Film Auf der anderen Seite

Auf der anderen Seite (c) Filmproduktion

Do, 13.10.2016

Goethe-Institut Ghana

Fatih Akin-Reihe

Regie: Fatih Akin, Farbe, 120 Min., 2006/07

Fürsorglich kümmert sich Nejat um seinen alten, herzkranken Vater: ein Witwer namens Ali Aksu (Tuncel Kurtiz), der in Bremen als Taxifahrer gearbeitet hat, seinen Sohn allein großziehen mußte, und der auf seine alten Tag noch einmal so etwas wie eine Familie haben will. Deshalb holt er eine türkische Prostituierte, Yeter Ötztürk (Nursel Köse), aus dem Rotlichtbezirk Bremens ins Haus. Aber Yeter zeigt sich nicht immer gefügig, und einmal, in einer plötzlichen Aufwallung seiner patriarchal polternden Natur schlägt Ali zu, was zu einem unglücklichen Sturz und dem Tod Yeters führt.

Ali wird verhaftet und in die Türkei abgeschoben. Nejat wendet sich von seinem Vater ab, und weil er erfahren hat, dass Yeter mit dem Geld, das sie als Prostituierte verdiente, ihre Tochter Ayten (Nurgül Yeşilçay) in Istanbul unterstützte, fährt er dort hin, übernimmt eine deutsche Buchhandlung, und sucht nach Ayten. Die aber, eine kämpferische politische Aktivistin, ist in der Gegenrichtung unterwegs, reist, auf der Flucht vor der türkischen Polizei, illegal nach Deutschland ein.

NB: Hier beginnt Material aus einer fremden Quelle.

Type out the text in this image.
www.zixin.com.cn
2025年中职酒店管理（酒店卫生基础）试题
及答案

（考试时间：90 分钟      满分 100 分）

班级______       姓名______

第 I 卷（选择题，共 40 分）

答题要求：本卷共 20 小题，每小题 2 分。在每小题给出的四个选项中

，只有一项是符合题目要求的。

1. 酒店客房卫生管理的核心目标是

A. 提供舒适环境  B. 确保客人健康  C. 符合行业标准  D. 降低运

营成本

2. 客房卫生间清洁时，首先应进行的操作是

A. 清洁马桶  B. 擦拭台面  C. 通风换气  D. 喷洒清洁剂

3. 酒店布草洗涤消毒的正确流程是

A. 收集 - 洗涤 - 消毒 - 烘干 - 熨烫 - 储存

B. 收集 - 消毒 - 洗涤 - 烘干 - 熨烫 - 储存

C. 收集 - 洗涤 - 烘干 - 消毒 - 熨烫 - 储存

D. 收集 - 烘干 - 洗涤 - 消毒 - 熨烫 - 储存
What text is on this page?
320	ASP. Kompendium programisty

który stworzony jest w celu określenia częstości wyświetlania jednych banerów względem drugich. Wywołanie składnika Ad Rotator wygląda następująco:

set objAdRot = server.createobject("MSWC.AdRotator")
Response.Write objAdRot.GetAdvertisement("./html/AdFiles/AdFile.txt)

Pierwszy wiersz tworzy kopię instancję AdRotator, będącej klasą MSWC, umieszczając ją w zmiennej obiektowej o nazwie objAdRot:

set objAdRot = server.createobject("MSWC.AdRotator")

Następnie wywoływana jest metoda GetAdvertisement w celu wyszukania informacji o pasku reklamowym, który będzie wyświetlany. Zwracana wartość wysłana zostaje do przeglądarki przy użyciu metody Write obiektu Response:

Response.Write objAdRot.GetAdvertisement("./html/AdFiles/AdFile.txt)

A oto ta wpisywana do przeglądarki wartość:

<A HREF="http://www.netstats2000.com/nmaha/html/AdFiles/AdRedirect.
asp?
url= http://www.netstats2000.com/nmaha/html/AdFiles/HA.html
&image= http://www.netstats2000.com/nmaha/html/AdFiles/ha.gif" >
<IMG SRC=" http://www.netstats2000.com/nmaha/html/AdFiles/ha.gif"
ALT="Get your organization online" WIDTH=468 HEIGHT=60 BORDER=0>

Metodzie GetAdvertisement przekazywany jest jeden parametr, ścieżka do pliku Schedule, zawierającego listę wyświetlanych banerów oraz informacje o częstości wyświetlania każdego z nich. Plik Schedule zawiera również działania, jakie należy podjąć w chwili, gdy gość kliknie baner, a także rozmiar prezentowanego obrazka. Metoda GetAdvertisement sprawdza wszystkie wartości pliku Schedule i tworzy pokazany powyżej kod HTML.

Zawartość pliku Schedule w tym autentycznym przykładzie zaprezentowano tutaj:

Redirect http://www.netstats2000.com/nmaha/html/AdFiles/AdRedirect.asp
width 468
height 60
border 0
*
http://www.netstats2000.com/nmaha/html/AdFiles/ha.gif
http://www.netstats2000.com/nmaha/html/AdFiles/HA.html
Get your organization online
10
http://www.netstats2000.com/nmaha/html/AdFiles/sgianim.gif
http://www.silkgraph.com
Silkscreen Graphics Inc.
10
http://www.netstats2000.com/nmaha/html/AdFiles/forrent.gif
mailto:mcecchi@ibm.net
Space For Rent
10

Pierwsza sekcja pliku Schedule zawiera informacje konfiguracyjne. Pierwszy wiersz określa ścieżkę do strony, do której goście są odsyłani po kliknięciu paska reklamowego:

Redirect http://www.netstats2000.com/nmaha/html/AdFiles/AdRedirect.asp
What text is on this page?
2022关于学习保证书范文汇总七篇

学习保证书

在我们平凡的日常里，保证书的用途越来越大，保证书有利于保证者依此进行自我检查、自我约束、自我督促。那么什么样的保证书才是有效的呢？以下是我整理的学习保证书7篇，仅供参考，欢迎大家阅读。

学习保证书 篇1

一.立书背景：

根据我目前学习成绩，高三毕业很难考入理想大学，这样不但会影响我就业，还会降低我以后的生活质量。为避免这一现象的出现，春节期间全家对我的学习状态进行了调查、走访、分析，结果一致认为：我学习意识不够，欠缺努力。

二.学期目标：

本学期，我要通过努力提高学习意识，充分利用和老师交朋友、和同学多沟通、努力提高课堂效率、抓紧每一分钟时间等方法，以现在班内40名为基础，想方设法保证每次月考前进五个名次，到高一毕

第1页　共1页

Die Erzählung wechselt von einer Figur zur nächsten, springt dabei in der Zeit immer wieder zurück, was eine multiperspektvische rondellartige Storyform ergibt, ähnlich wie in Kurosawas RASHOMON, und begleitet nun Aytens Schicksal: die Begegnung mit der jungen engagierten deutschen Studentin Lotte Staub (Patrycia Ziolkowska), aus der sich eine Liebesgeschichte ergibt, und ein heftiger Streit mit Lottes eifersüchtiger, gluckenhafter Mutter (Hanna Schygulla), Verhaftung durch die deutschen Asylbehörden, Abschiebung in ein türkisches Frauengefängnis. Schließlich siedelt die Geschichte nach Istanbul um, wo Lotte - wieder ein tragischer, eher zufälliger Tod – erschossen wird, und ihre trauernde Mutter, das Engagement der Tochter übernehmend, auf Nejat trifft.

Der Film durchquert große Themen (Immigration und Asylrecht, Prostitution und Familienrekonstruktion, Tod und Verwandlung), gewinnt seine Stärke aber in seiner Portraitzeichnung. Die Charaktere werden wunderbar präzise konturiert: die Knorrigkeit des Vater, der kämpferischen Elan der Aktivistin, die kontemplative Ruhe des Germanistikprofessors. Besonders schön: die Küchenszene, in der Hanna Schygulla einen Kirschkuchen belegt, und der jungen Türkin – auf die sie eifersüchtig ist, weil sie ihr die Tochter wegnimmt – eine Lektion verpassen will und sich dabei aus ihrer Lethargie hervorschälen muss.

In „Auf der anderen Seite“ bringt Akin seine sanfte, kontemplative, feminine Seite zur Geltung. Kein Zufall, dass sich die entscheidenden Szenen in Küchen abspielen (ein früher Entwurf hieß „Soul Kitchen“), und dass die beiden Mutter-Figuren herausragen: die türkische wird als Hure-und-Heilige-Gestalt gezeichnet, und die deutsche als eine Mama-Glucke, die aus ihrer Verschlossenheit erlöst werden kann. Da darf man gespannt sein, wie Akin die „Liebe, Tod und Teufel“-Trilogie abschließen und den Teufel portraitieren wird.